Lúcia Freitas é uma química-enóloga do Dão, ainda jovem, que começou na Dão-Sul com Carlos Lucas, continuando com ele na Magnum Vinhos. Neste projecto, que tem Lucas como protagonista principal, desentenderam-se e Lúcia passou a fazer os seus próprios vinhos, assumindo a gestão da propriedade do avô, a Quinta da Mariposa, situada em Carregal do Sal, permanecendo, contudo, como sócia da Magnum Vinhos. É um regresso às origens e um corte com aquele que foi o seu mestre, mas o estilo dos primeiros Mariposa ainda não denota uma grande ruptura no modo de interpretar o Dão. Isso é especialmente notório no topo de gama, o branco Sombrio, de 2014, apesar do ambiente em que o vinho foi produzido revelar algum esforço de inovação.
Para honrar o nome, e porque, como justifica Lúcia Freitas, a luz também oxida os vinhos, quer a vindima, quer a vinificação e engarrafamento foram feitos de noite. E a garrafa também é bastante opaca. O vinho só verá a luz quando chegar ao copo. É uma bonita narrativa, mas não passa disso mesmo: de uma narrativa. Para ficar mais completa, só faltou associar ao vinho a própria mariposa, uma borboleta que faz a sua vida de noite.

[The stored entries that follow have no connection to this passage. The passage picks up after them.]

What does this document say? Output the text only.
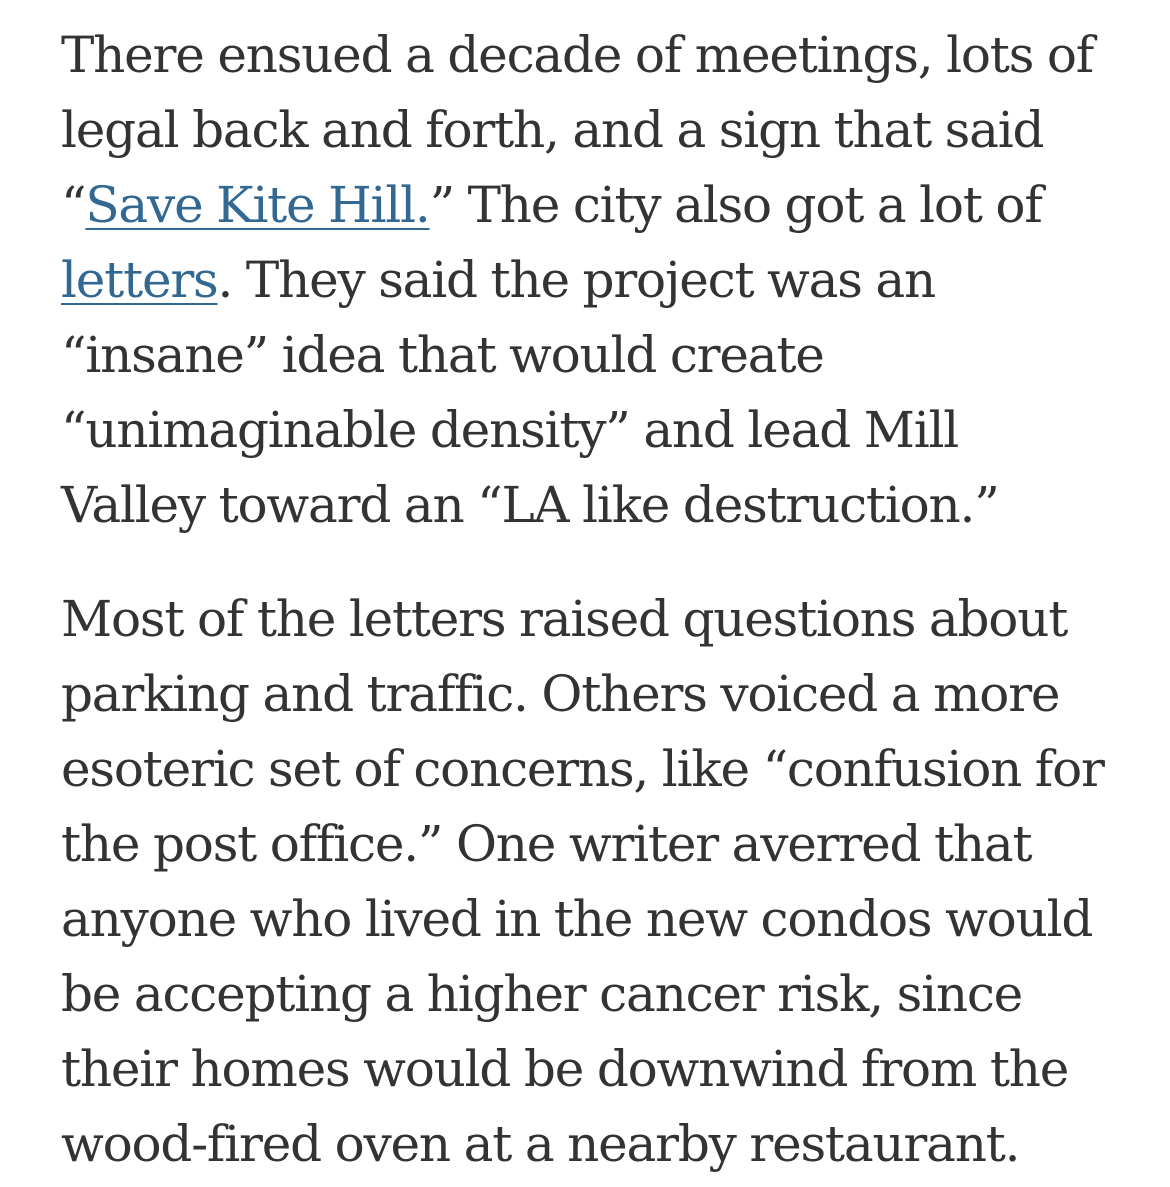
There ensued a decade of meetings, lots of
legal back and forth, and a sign that said
“Save Kite Hill.” The city also got a lot of
letters. They said the project was an
“insane” idea that would create
“unimaginable density” and lead Mill
Valley toward an “LA like destruction.”

Most of the letters raised questions about
parking and traffic. Others voiced a more
esoteric set of concerns, like “confusion for
the post office.” One writer averred that
anyone who lived in the new condos would
be accepting a higher cancer risk, since
their homes would be downwind from the
wood-fired oven at a nearby restaurant.
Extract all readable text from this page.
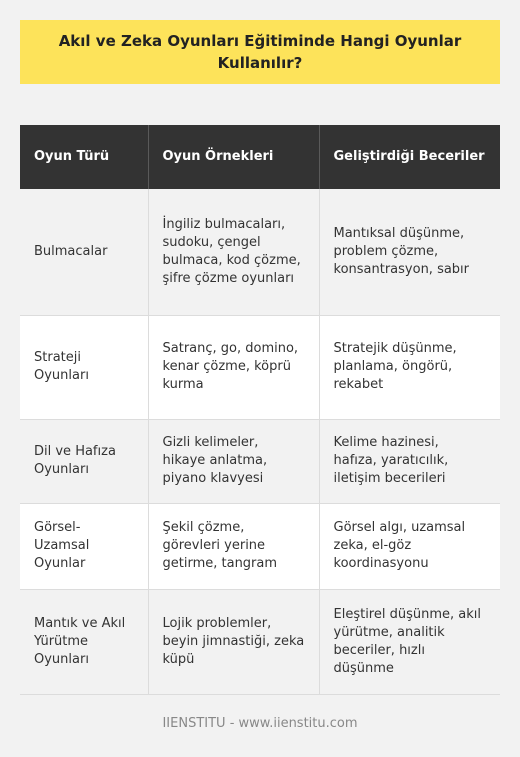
Akıl ve Zeka Oyunları Eğitiminde Hangi Oyunlar Kullanılır?
Oyun Türü	Oyun Örnekleri	Geliştirdiği Beceriler
Bulmacalar	İngiliz bulmacaları, sudoku, çengel bulmaca, kod çözme, şifre çözme oyunları	Mantıksal düşünme, problem çözme, konsantrasyon, sabır
Strateji Oyunları	Satranç, go, domino, kenar çözme, köprü kurma	Stratejik düşünme, planlama, öngörü, rekabet
Dil ve Hafıza Oyunları	Gizli kelimeler, hikaye anlatma, piyano klavyesi	Kelime hazinesi, hafıza, yaratıcılık, iletişim becerileri
Görsel-Uzamsal Oyunlar	Şekil çözme, görevleri yerine getirme, tangram	Görsel algı, uzamsal zeka, el-göz koordinasyonu
Mantık ve Akıl Yürütme Oyunları	Lojik problemler, beyin jimnastiği, zeka küpü	Eleştirel düşünme, akıl yürütme, analitik beceriler, hızlı düşünme
IIENSTITU - www.iienstitu.com
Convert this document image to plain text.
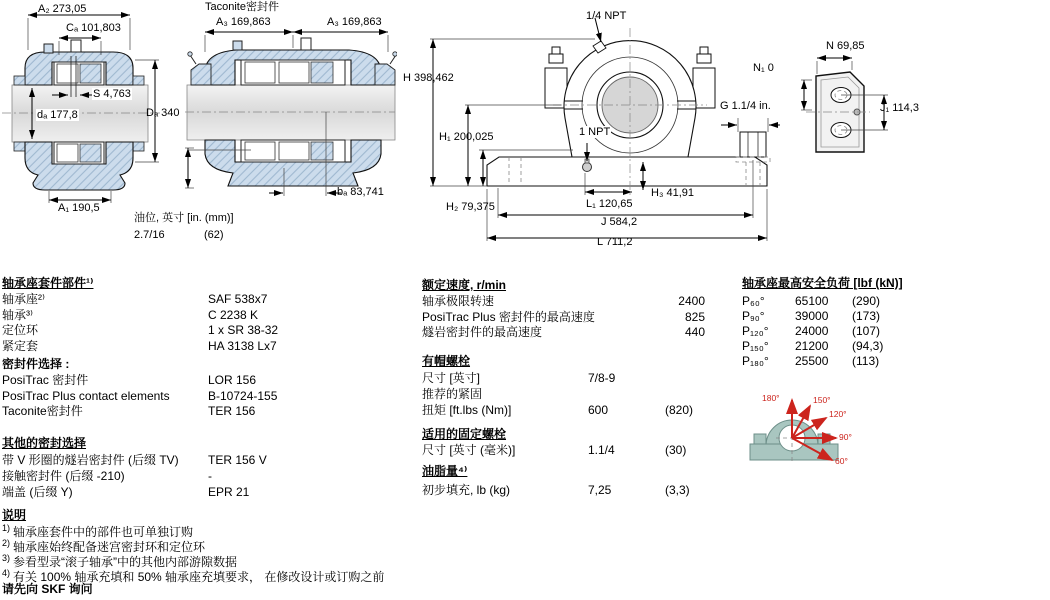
180°	150°
120°
90°
60°
A₂ 273,05
Cₐ 101,803
S 4,763
dₐ 177,8	Dₐ 340
A₁ 190,5
Taconite密封件
A₃ 169,863	A₃ 169,863
bₐ 83,741
油位, 英寸 [in. (mm)]
2.7/16	(62)
1/4 NPT
H 398,462
H₁ 200,025	1 NPT
G 1.1/4 in.
N₁ 0
H₃ 41,91
H₂ 79,375	L₁ 120,65
J 584,2
L 711,2
N 69,85
J₁ 114,3
轴承座套件部件¹⁾
轴承座²⁾	SAF 538x7
轴承³⁾	C 2238 K
定位环	1 x SR 38-32
紧定套	HA 3138 Lx7
密封件选择 :
PosiTrac 密封件	LOR 156
PosiTrac Plus contact elements	B-10724-155
Taconite密封件	TER 156
其他的密封选择
带 V 形圈的燧岩密封件 (后缀 TV) TER 156 V
接触密封件 (后缀 -210)	-
端盖 (后缀 Y)	EPR 21
额定速度, r/min
轴承极限转速	2400
PosiTrac Plus 密封件的最高速度	825
燧岩密封件的最高速度	440
有帽螺栓
尺寸 [英寸]	7/8-9
推荐的紧固
扭矩 [ft.lbs (Nm)]	600	(820)
适用的固定螺栓
尺寸 [英寸 (毫米)]	1.1/4	(30)
油脂量⁴⁾
初步填充, lb (kg)	7,25	(3,3)
轴承座最高安全负荷 [lbf (kN)]
P₆₀°	65100 (290)
P₉₀°	39000 (173)
P₁₂₀° 24000 (107)
P₁₅₀° 21200 (94,3)
P₁₈₀° 25500 (113)
说明
$^{1)}$ 轴承座套件中的部件也可单独订购
$^{2)}$ 轴承座始终配备迷宫密封环和定位环
$^{3)}$ 参看型录“滚子轴承”中的其他内部游隙数据
$^{4)}$ 有关 100% 轴承充填和 50% 轴承座充填要求， 在修改设计或订购之前
请先向 SKF 询问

Indo ao vinho, que é “feito” sobretudo na vinha e não no lagar, necessitando apenas de um processo natural de fermentação para nascer, estamos perante um branco de Inverno, maduro, gordo, amplo e fumado (fermentou em barricas usadas, estagiando nas mesmas durante 18 meses com battonage regular), mas com uma belíssima frescura. Juntando três castas muito interessantes — Bical, Cerceal e Encruzado —, compensa a sensação fumada e madura do nariz com uma acidez cítrica exaltante e uma boa expressão mineral. Quando tudo estiver mais bem casado, pode deixar muita gente de boca aberta, sobretudo aqueles que não fazem dos brancos com barrica um anátema. Os grandes brancos do mundo sempre contaram com o conforto da madeira.